3. The method as claimed in claim 2, the step of determining whether the received data is normal data is performed before the Map task step (B) by checking whether at least one of a start time of a flow, an end time of a flow, a source IP address of a flow, a source port number of a flow, a destination IP address of a flow, a destination port address of a flow, a protocol type, a number of flows generated, a number of packets, and a number of bytes is omitted.

4. The method as claimed in claim 1, further comprising a ranking decision step of sorting the (Key, SUM(Value) values produced in the Reduce task step (C), in ascending powers or in descending powers on the basis of the SUM(Value) value.
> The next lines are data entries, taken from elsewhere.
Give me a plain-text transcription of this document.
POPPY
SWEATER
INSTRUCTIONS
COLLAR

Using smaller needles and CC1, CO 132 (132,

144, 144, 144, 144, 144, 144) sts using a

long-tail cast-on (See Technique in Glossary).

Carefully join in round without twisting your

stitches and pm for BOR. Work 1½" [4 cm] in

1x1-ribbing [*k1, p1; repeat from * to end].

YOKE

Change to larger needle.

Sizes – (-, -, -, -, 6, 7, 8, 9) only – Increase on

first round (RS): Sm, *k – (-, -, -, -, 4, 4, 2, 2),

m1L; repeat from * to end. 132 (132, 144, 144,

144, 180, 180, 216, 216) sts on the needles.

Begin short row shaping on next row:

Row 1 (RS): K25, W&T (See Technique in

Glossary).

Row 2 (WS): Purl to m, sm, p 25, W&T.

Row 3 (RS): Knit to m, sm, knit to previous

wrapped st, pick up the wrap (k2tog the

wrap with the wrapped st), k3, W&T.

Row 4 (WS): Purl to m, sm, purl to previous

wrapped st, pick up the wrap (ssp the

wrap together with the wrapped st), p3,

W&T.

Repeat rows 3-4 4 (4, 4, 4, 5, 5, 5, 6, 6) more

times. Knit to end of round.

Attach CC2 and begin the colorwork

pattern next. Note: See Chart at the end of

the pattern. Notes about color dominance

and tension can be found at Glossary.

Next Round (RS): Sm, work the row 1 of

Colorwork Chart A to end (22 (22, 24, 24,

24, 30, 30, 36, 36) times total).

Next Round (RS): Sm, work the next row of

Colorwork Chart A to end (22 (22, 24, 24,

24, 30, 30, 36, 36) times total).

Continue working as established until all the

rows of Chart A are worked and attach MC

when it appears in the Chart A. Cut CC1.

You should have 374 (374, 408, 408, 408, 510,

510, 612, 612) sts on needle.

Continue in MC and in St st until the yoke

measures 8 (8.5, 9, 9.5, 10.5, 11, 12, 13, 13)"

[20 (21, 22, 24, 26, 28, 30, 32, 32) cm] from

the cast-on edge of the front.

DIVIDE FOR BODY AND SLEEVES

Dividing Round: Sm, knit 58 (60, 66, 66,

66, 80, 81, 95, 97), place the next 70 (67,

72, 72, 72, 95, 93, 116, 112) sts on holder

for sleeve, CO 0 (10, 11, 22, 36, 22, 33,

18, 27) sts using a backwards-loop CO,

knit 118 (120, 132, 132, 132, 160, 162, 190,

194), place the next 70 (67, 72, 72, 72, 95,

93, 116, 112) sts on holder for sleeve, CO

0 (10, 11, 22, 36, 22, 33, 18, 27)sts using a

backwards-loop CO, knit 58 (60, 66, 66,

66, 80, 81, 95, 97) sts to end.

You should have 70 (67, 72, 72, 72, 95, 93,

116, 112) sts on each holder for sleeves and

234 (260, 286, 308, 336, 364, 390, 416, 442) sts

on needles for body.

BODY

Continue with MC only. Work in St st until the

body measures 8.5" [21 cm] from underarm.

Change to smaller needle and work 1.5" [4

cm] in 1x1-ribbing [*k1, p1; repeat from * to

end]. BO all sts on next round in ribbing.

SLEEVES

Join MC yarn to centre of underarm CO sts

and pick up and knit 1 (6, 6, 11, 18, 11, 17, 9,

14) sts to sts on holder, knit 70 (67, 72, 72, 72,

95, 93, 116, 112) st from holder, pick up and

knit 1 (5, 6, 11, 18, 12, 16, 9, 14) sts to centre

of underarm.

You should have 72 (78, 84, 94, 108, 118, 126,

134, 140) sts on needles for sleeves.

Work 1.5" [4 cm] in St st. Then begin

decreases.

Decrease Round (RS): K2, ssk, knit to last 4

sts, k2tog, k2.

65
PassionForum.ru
5. The method as claimed in claim 1, wherein:

the Key is a source IP address, a destination IP address, a source port number, or a destination port number, and

the Value is a number of flows, a number of packets, or a number of bytes.

6. The method as claimed in claim 5, further comprising the step of determining whether the received data is normal data by checking the configuration value of the internet flow data.

7. The method as claimed in claim 6, the step of determining whether the received data is normal data is performed before the Map task step (B) by checking whether at least one of a start time of a flow, an end time of a flow, a source IP address of a flow, a source port number of a flow, a destination IP address of a flow, a destination port address of a flow, a protocol type, a number of flows generated, a number of packets, and a number of bytes is omitted.

8. The method as claimed in claim 5, further comprising a ranking decision step of sorting the (Key, SUM(Value) values produced in the Reduce task step (C), in ascending powers or in descending powers on the basis of the SUM(Value) value.